Essas variáveis ocultas que ainda permanecem
Kaiser ficou impressionado com o trabalho teórico "elegante" de Chávez e os experimentos subsequentes. "O fato de que em cada experimento são encontrados sinais claros de desigualdade é uma evidência convincente de que os modelos" clássicos "de tais sistemas não descrevem realmente o esquema real do trabalho do mundo, enquanto as previsões da mecânica quântica coincidem perfeitamente com os resultados mais recentes" Ele disse.
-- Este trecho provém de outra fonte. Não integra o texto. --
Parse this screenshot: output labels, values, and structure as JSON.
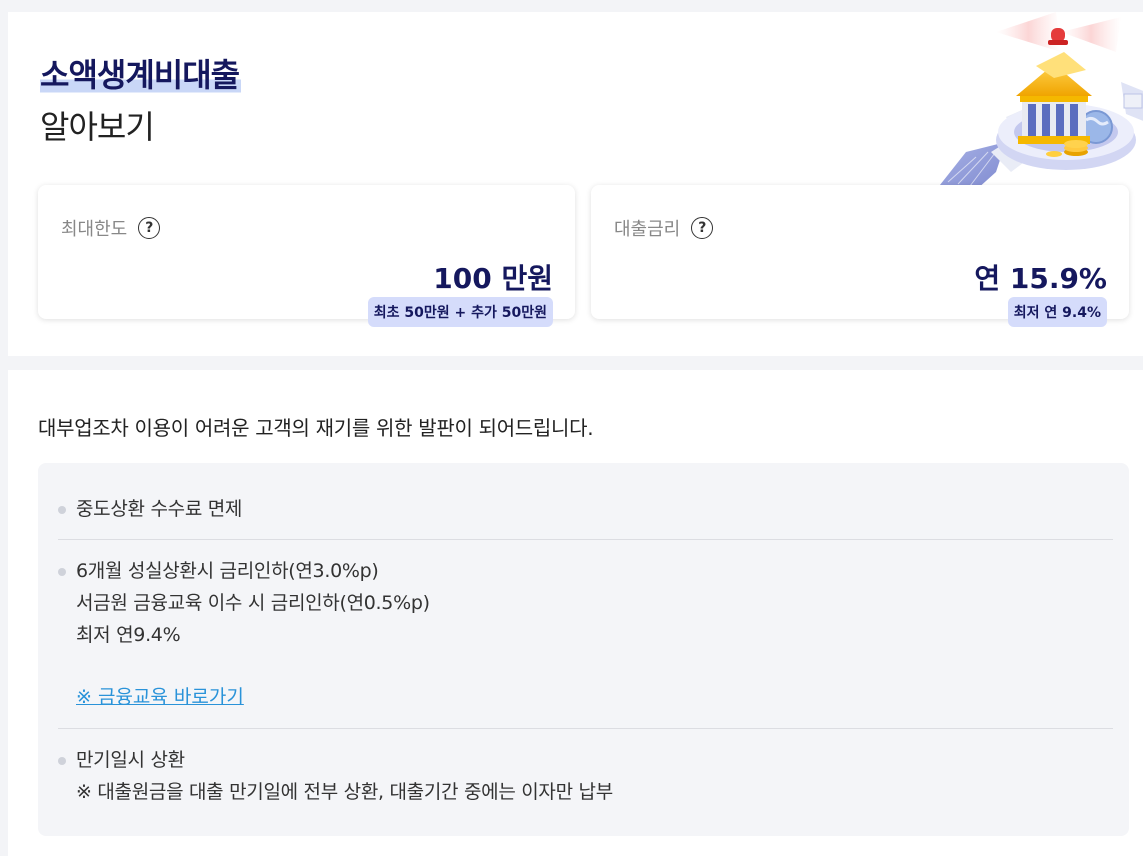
{
  "header": {
    "title": "소액생계비대출",
    "subtitle": "알아보기"
  },
  "cards": [
    {
      "label": "최대한도",
      "value": "100 만원",
      "badge": "최초 50만원 + 추가 50만원",
      "help_icon": "?"
    },
    {
      "label": "대출금리",
      "value": "연 15.9%",
      "badge": "최저 연 9.4%",
      "help_icon": "?"
    }
  ],
  "intro": "대부업조차 이용이 어려운 고객의 재기를 위한 발판이 되어드립니다.",
  "features": [
    {
      "lines": [
        "중도상환 수수료 면제"
      ]
    },
    {
      "lines": [
        "6개월 성실상환시 금리인하(연3.0%p)",
        "서금원 금융교육 이수 시 금리인하(연0.5%p)",
        "최저 연9.4%"
      ],
      "link": "※ 금융교육 바로가기"
    },
    {
      "lines": [
        "만기일시 상환",
        "※ 대출원금을 대출 만기일에 전부 상환, 대출기간 중에는 이자만 납부"
      ]
    }
  ],
  "colors": {
    "navy": "#15185e",
    "badge_bg": "#d5dcfb",
    "link": "#2a93d9",
    "highlight": "#c9d7f7"
  },
  "icons": {
    "help": "help-circle-icon",
    "illustration": "bank-siren-illustration"
  }
}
A fórmula é usada com certas suposições. Uma das maiores - a variável oculta clássica usada no modelo causal, pode assumir um dos dois valores, codificados em um bit de informação. Chávez considera isso razoável, uma vez que um sistema quântico - um fóton - também pode codificar apenas um bit de informação (ele passa por um braço do interferômetro ou por outro). "Será natural afirmar que o modelo de variáveis ocultas também deve ser bidimensional", afirmou Chávez.
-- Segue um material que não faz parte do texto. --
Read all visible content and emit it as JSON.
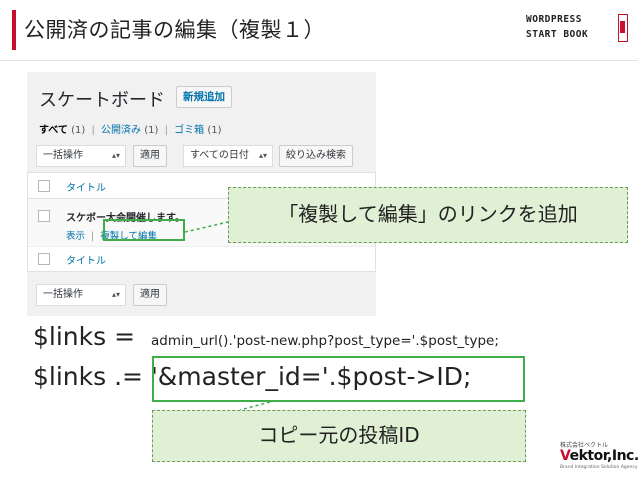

David kaiserMas uma variável oculta com a capacidade adicional de transportar informações pode restaurar a capacidade do modelo causal de explicar as estatísticas observadas em um experimento modificado com uma escolha atrasada.
Além disso, esses experimentos não refutam a teoria das variáveis ocultas mais popular.
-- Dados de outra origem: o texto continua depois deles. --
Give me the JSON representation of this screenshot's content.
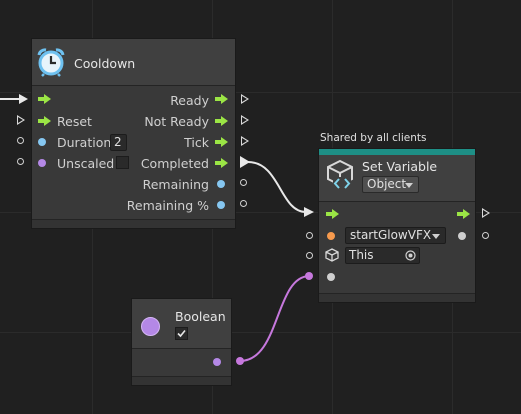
{
  "colors": {
    "flow": "#9be545",
    "number_port": "#86c7f1",
    "boolean_port": "#b488e6",
    "string_port": "#f79a4d",
    "teal_header": "#1e8f86",
    "wire_bool": "#c678dd",
    "wire_flow": "#ffffff"
  },
  "cooldown": {
    "title": "Cooldown",
    "icon": "alarm-clock-icon",
    "inputs": {
      "reset": "Reset",
      "duration": "Duration",
      "duration_value": "2",
      "unscaled": "Unscaled"
    },
    "outputs": {
      "ready": "Ready",
      "not_ready": "Not Ready",
      "tick": "Tick",
      "completed": "Completed",
      "remaining": "Remaining",
      "remaining_pct": "Remaining %"
    }
  },
  "set_variable": {
    "shared_label": "Shared by all clients",
    "title": "Set Variable",
    "icon": "cube-code-icon",
    "scope": "Object",
    "variable_name": "startGlowVFX",
    "target": "This",
    "target_icon": "cube-icon",
    "target_picker_icon": "target-circle-icon"
  },
  "boolean_node": {
    "title": "Boolean",
    "checked": true,
    "check_icon": "checkmark-icon"
  }
}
A teoria de De Broglie-Bohm , uma alternativa determinística e realista à mecânica quântica padrão, é capaz de explicar um experimento com uma escolha adiada. Segundo essa teoria, as partículas sempre têm um local (que são variáveis ocultas) e, portanto, realidade objetiva, mas ao mesmo tempo são guiadas por uma onda. Portanto, a realidade é onda e corpuscular. Uma onda viaja pelos dois caminhos e uma partícula via um dos dois caminhos. A presença ou ausência de um segundo divisor de feixe afeta a onda que conduz a partícula aos detectores - e esse resultado coincide com a mecânica quântica padrão.
Para Wiseman, o debate sobre o confronto entre a interpretação de Copenhague e a teoria de Broglie-Bohm está longe de ser completo. "Na interpretação de Copenhague, não há circulação estranha de tempo justamente porque não temos o direito de falar sobre o passado de um fóton", escreveu ele em um e-mail. Na interpretação de De Broglie-Bohm, existe uma realidade independente do nosso conhecimento, mas não há problema, já que não há reversão de tempo - mas há uma descrição causal (prospectiva) única. ”
Kaiser, elogiando as tentativas feitas, quer seguir em frente. Em experimentos atuais, a escolha de adicionar ou não uma segunda mudança de fase ou um segundo divisor de feixe foi feita por um gerador de números aleatórios quânticos. Mas neste experimento, a própria mecânica quântica é testada, por causa da qual possui um sabor residual de dependência circular. "Seria bom verificar se os resultados experimentais permanecem consistentes, mesmo com projetos baseados em fontes completamente diferentes de aleatoriedade", disse Kaiser.
Para esse fim, Kaiser e colegas criaram essa fonte de aleatoriedade usando fótons provenientes de quasares distantes, muitos dos quais passaram por mais da metade do universo [observável]. Os fótons foram coletados pelo telescópio de um metro de altura
no Observatório de Table Mountain, na Califórnia. Se o comprimento de onda do fóton não exceder um determinado limite, o gerador de números aleatórios fornecerá 0, caso contrário 1. 1. Em princípio, esse bit pode ser usado para selecionar aleatoriamente condições experimentais. Se os resultados continuarem apoiando a afirmação inicial de Wheeler, "isso nos dará mais um motivo para dizer que a dualidade de onda-partícula não pode ser explicada na física clássica", disse Kaiser. - O leque de alternativas conceituais à física quântica diminuiu novamente e já foi encurralado. E é exatamente por isso que estamos nos esforçando. ”
Enquanto isso, o corpo do dragão, que apareceu à vista por algumas semanas, tornou-se novamente esfumaçado e obscuro.